Capítulo 111

Tirano Banderas — Ramón del Valle-Inclán · de Biblioteca CosmoStory

Capítulo 111 de 143 · 461 palabras

Con su paso menudo de rata fisgona, asolapándose el levitón de clérigo, salió al locutorio de audiencias Tirano Banderas:

--¡Salutem plurimam!

Doña Rosita Pintado, caído el rebozo, con dramática escuela, se arrojó a las plantas del Tirano:

--¡Generalito, no es justicia lo que se hace con mi chamaco!

Avinagró el gesto la momia indiana:

--Alce Doña Rosita, no es un tablado de comedia la audiencia del Primer Magistrado de la Nación. Exponga su pleito con comedimiento. ¿Qué le sucede al hijo del lamentado Doctor Rosales? ¡Aquel conspicuo patricio hoy nos sería un auxiliar muy valioso para el sostenimiento del orden! ¡Doña Rosita, exponga su pleito!

--¡Generalito, esta mañana se me llevaron preso al chamaco!

--Doña Rosita, explíqueme las circunstancias de ese arresto.

--El Mayor del Valle venía sobre los pasos de un fugado.

--¿Usted le había dado acogimiento?

--¡Ni lo menos! Por lo que entendí, era su compadre Domiciano.

--¡Mi compadre Domiciano! ¿Doña Rosita, no querrá decir el Coronel Domiciano de la Gándara?
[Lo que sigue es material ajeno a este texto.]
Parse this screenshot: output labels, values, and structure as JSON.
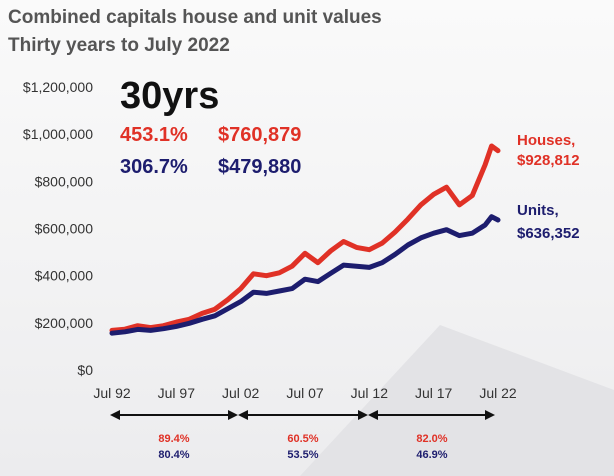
{
  "title_line1": "Combined capitals house and unit values",
  "title_line2": "Thirty years to July 2022",
  "headline": "30yrs",
  "house_growth_pct": "453.1%",
  "house_growth_value": "$760,879",
  "unit_growth_pct": "306.7%",
  "unit_growth_value": "$479,880",
  "colors": {
    "houses": "#e03126",
    "units": "#1d1d6e",
    "text": "#333333"
  },
  "periods": [
    {
      "range": "Jul 92 - Jul 02",
      "houses": "89.4%",
      "units": "80.4%"
    },
    {
      "range": "Jul 02 - Jul 12",
      "houses": "60.5%",
      "units": "53.5%"
    },
    {
      "range": "Jul 12 - Jul 22",
      "houses": "82.0%",
      "units": "46.9%"
    }
  ],
  "chart_data": {
    "type": "line",
    "title": "Combined capitals house and unit values",
    "subtitle": "Thirty years to July 2022",
    "xlabel": "",
    "ylabel": "",
    "x_ticks": [
      "Jul 92",
      "Jul 97",
      "Jul 02",
      "Jul 07",
      "Jul 12",
      "Jul 17",
      "Jul 22"
    ],
    "y_ticks": [
      "$0",
      "$200,000",
      "$400,000",
      "$600,000",
      "$800,000",
      "$1,000,000",
      "$1,200,000"
    ],
    "xlim": [
      1992.5,
      2022.5
    ],
    "ylim": [
      0,
      1200000
    ],
    "series": [
      {
        "name": "Houses",
        "end_label": "Houses,",
        "end_value": "$928,812",
        "points": [
          [
            1992.5,
            168000
          ],
          [
            1993.5,
            173000
          ],
          [
            1994.5,
            188000
          ],
          [
            1995.5,
            180000
          ],
          [
            1996.5,
            188000
          ],
          [
            1997.5,
            203000
          ],
          [
            1998.5,
            215000
          ],
          [
            1999.5,
            240000
          ],
          [
            2000.5,
            258000
          ],
          [
            2001.5,
            298000
          ],
          [
            2002.5,
            345000
          ],
          [
            2003.5,
            408000
          ],
          [
            2004.5,
            400000
          ],
          [
            2005.5,
            412000
          ],
          [
            2006.5,
            440000
          ],
          [
            2007.5,
            495000
          ],
          [
            2008.5,
            455000
          ],
          [
            2009.5,
            505000
          ],
          [
            2010.5,
            545000
          ],
          [
            2011.5,
            520000
          ],
          [
            2012.5,
            510000
          ],
          [
            2013.5,
            538000
          ],
          [
            2014.5,
            585000
          ],
          [
            2015.5,
            640000
          ],
          [
            2016.5,
            700000
          ],
          [
            2017.5,
            745000
          ],
          [
            2018.5,
            775000
          ],
          [
            2019.5,
            700000
          ],
          [
            2020.5,
            740000
          ],
          [
            2021.5,
            870000
          ],
          [
            2022.0,
            950000
          ],
          [
            2022.5,
            930000
          ]
        ]
      },
      {
        "name": "Units",
        "end_label": "Units,",
        "end_value": "$636,352",
        "points": [
          [
            1992.5,
            156000
          ],
          [
            1993.5,
            162000
          ],
          [
            1994.5,
            172000
          ],
          [
            1995.5,
            168000
          ],
          [
            1996.5,
            175000
          ],
          [
            1997.5,
            185000
          ],
          [
            1998.5,
            198000
          ],
          [
            1999.5,
            215000
          ],
          [
            2000.5,
            230000
          ],
          [
            2001.5,
            260000
          ],
          [
            2002.5,
            290000
          ],
          [
            2003.5,
            330000
          ],
          [
            2004.5,
            325000
          ],
          [
            2005.5,
            335000
          ],
          [
            2006.5,
            345000
          ],
          [
            2007.5,
            385000
          ],
          [
            2008.5,
            375000
          ],
          [
            2009.5,
            410000
          ],
          [
            2010.5,
            445000
          ],
          [
            2011.5,
            440000
          ],
          [
            2012.5,
            435000
          ],
          [
            2013.5,
            455000
          ],
          [
            2014.5,
            490000
          ],
          [
            2015.5,
            530000
          ],
          [
            2016.5,
            560000
          ],
          [
            2017.5,
            580000
          ],
          [
            2018.5,
            595000
          ],
          [
            2019.5,
            570000
          ],
          [
            2020.5,
            580000
          ],
          [
            2021.5,
            615000
          ],
          [
            2022.0,
            650000
          ],
          [
            2022.5,
            636000
          ]
        ]
      }
    ],
    "annotations": [
      "30yrs",
      "453.1%",
      "$760,879",
      "306.7%",
      "$479,880"
    ]
  }
}
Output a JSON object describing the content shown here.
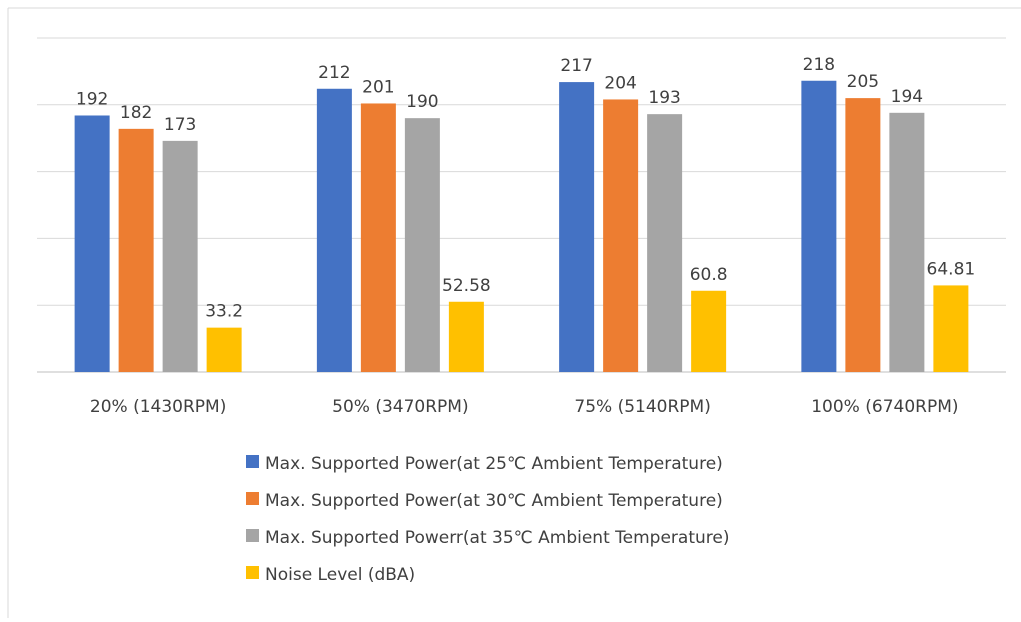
{
  "chart_data": {
    "type": "bar",
    "title": "",
    "xlabel": "",
    "ylabel": "",
    "ylim": [
      0,
      250
    ],
    "grid": true,
    "legend_position": "bottom",
    "categories": [
      "20% (1430RPM)",
      "50% (3470RPM)",
      "75% (5140RPM)",
      "100% (6740RPM)"
    ],
    "series": [
      {
        "name": "Max. Supported Power(at 25℃ Ambient Temperature)",
        "color": "#4472C4",
        "values": [
          192,
          212,
          217,
          218
        ],
        "labels": [
          "192",
          "212",
          "217",
          "218"
        ]
      },
      {
        "name": "Max. Supported Power(at 30℃ Ambient Temperature)",
        "color": "#ED7D31",
        "values": [
          182,
          201,
          204,
          205
        ],
        "labels": [
          "182",
          "201",
          "204",
          "205"
        ]
      },
      {
        "name": "Max. Supported Powerr(at 35℃ Ambient Temperature)",
        "color": "#A5A5A5",
        "values": [
          173,
          190,
          193,
          194
        ],
        "labels": [
          "173",
          "190",
          "193",
          "194"
        ]
      },
      {
        "name": "Noise Level (dBA)",
        "color": "#FFC000",
        "values": [
          33.2,
          52.58,
          60.8,
          64.81
        ],
        "labels": [
          "33.2",
          "52.58",
          "60.8",
          "64.81"
        ]
      }
    ]
  }
}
--¡Me tiraniza pidiéndome tan justa gramática!

--El Primer Magistrado de un pueblo no tiene compadres, Doña Rosita. ¿Y cómo en horas tan intempestivas la visita del Coronel de la Gándara?

--¡Un centellón, no más, mi Generalito! Entró de la calle y salió por la ventana sin explicarse.

--¿Y a qué obedece haber elegido la casa de usted, Doña Rosita?

--Mi Generalito, ¿y a qué obedece el sino que rige la vida?

--Acorde con esa doctrina, espere el sino del chamaco, que nada podrá sucederle fuera de esa ley natural. Mi Señora Doña Rosita, me deja muy obligado. Me ha sido de una especial complacencia volver a verla y memorizar tiempos antiguos, cuando la festejaba el lamentado Laurencio Rosales. ¡Veo siempre en usted aquella cabalgadora del Ranchito de Talapachi! Váyase muy consolada, que contra el sino de cada cual no hay poder suficiente para modificarlo, en lo limitado de nuestras voluntades.

--¡Generalito, no me hablés encubierto!

--Fíjese no más: El Coronel de la Gándara, hurtándose a la ley por una ventana, tramita todas las incidencias de este pleito, y en modo alguno podemos ya sustraernos a la actuación que nos deja pendiente. Mi Señora Doña Rosita, convengamos que nuestra condición en el mundo es la de niños rebeldes que caminasen con las manos atadas bajo el rebencazo de los acontecimientos. ¿Por qué eligió la casa de usted el Coronel Domiciano de la Gándara? Doña Rosita, excúseme que no pueda dilatar la audiencia, pero lleve mis seguridades de que se proveerá en justicia. ¡Y en últimas resultas, siempre será el sino de las criaturas quien sentencie el pleito! ¡Nos vemos!

Se apartó hecho un rígido espeto, y con austera seña de la mano llamó al ayudante cuadrado en la puerta:

--Se dan por finalizadas las audiencias. Vamos a Santa Mónica.